In that same chapel is the tomb of The Venerable Bede. Bede. Can you imagine? Bede, 673-735 A.D., monk, historian, translator, the man whose writings shed light into what would otherwise be a lost period of history. The first historian of Britain. I remember, long ago, as a schoolboy, reading a translated excerpt from Bede's history, fascinated that a man from so long ago could speak to me. 
“It seems to me that the life of man on earth is like the swift flight of a single sparrow through the banqueting hall where you are sitting at dinner on a winter’s day with your captains and counsellors. In the midst there is a comforting fire to warm the hall. Outside, the storms of winter rain and snow are raging. This sparrow flies swiftly in through one window of the hall and out through another. While he is inside, the bird is safe from the winter storms, but after a few moments of comfort, he vanishes from sight into the wintry world from which he came. So man appears on earth for a little while – but of what went before this life, or what follows, we know nothing.”
Bede was one of St Cuthbert's early teachers. It's fitting that both should  share space in the cathedral, though their tombs are at opposite ends of the building.

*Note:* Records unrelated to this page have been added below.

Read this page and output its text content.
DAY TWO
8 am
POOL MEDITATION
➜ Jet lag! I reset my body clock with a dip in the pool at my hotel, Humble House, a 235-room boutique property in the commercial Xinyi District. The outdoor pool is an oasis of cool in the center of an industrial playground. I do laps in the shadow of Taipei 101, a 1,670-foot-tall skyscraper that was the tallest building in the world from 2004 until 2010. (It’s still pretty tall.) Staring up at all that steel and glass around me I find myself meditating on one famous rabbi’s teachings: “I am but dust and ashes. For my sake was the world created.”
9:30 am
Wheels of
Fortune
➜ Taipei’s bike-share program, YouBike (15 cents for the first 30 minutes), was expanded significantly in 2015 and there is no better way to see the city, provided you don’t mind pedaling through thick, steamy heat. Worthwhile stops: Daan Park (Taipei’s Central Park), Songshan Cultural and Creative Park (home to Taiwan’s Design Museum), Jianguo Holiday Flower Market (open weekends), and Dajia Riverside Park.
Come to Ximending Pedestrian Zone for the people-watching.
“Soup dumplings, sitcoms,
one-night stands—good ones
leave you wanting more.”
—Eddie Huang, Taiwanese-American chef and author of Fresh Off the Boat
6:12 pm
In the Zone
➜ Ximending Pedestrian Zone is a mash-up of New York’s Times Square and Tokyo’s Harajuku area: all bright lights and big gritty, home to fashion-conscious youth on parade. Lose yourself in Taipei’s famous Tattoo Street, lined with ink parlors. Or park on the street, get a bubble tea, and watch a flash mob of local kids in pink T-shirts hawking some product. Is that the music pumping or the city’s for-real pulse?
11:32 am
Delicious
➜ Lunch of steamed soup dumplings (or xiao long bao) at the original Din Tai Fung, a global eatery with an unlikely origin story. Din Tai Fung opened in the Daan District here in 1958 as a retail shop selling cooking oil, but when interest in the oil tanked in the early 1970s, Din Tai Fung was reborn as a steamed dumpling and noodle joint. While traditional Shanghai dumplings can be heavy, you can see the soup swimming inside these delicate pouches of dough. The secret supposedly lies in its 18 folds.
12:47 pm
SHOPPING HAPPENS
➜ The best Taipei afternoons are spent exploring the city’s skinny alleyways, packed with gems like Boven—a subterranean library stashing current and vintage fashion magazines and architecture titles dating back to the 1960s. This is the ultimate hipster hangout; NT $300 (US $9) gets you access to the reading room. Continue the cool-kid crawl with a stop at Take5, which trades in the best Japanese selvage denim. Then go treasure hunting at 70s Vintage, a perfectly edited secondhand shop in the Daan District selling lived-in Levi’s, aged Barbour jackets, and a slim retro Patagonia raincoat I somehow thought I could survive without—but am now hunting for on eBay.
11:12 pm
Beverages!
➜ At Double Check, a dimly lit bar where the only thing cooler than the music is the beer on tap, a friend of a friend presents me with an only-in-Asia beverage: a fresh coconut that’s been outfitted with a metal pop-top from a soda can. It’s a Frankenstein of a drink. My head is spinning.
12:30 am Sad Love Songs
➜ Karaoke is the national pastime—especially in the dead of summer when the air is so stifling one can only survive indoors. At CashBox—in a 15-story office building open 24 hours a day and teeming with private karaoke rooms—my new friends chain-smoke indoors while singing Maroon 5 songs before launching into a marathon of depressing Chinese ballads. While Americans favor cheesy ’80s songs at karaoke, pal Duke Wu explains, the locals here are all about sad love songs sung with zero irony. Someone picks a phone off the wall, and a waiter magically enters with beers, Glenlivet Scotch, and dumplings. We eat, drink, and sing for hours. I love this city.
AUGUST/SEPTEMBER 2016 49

I'm not religious, but I do have a very real appreciation that this is a sacred space. I'm not sure how to explain it, I have no doubt whatsoever that Bede, Cuthbert, and many others buried in  this church were extraordinary people, people whose lives lit the world around them, people whose goodness, beliefs, and steadfast dedication are revered, still, after many centuries.
You might call me an atheist, but I'm not sure I want to fly any "ist" as my banner. I try to live my life in the way that I was taught, to be good, true, honest, and tolerant. If there is a god, then if he is the good and all-merciful god (as described in the parts of the bible that don't describe him as a nasty psychotic vindictive god), then I think he'll judge me by my overall behaviour, rather than my adherence to the prayer book. Nobody'll carry me around for two hundred years though, to keep me safe from the vikings.

Cuthbert's Tomb 

The Cathedral green.

Castle Gatehouse

 Ha! The nearest you'll get to a self portrait from me!

 Amazingly detailed and accurate model.
Data captured from helicopter camera stereoscopic images then digitised and the model produced in sections on a 3D printer. The level of accurate detail is mind-boggling.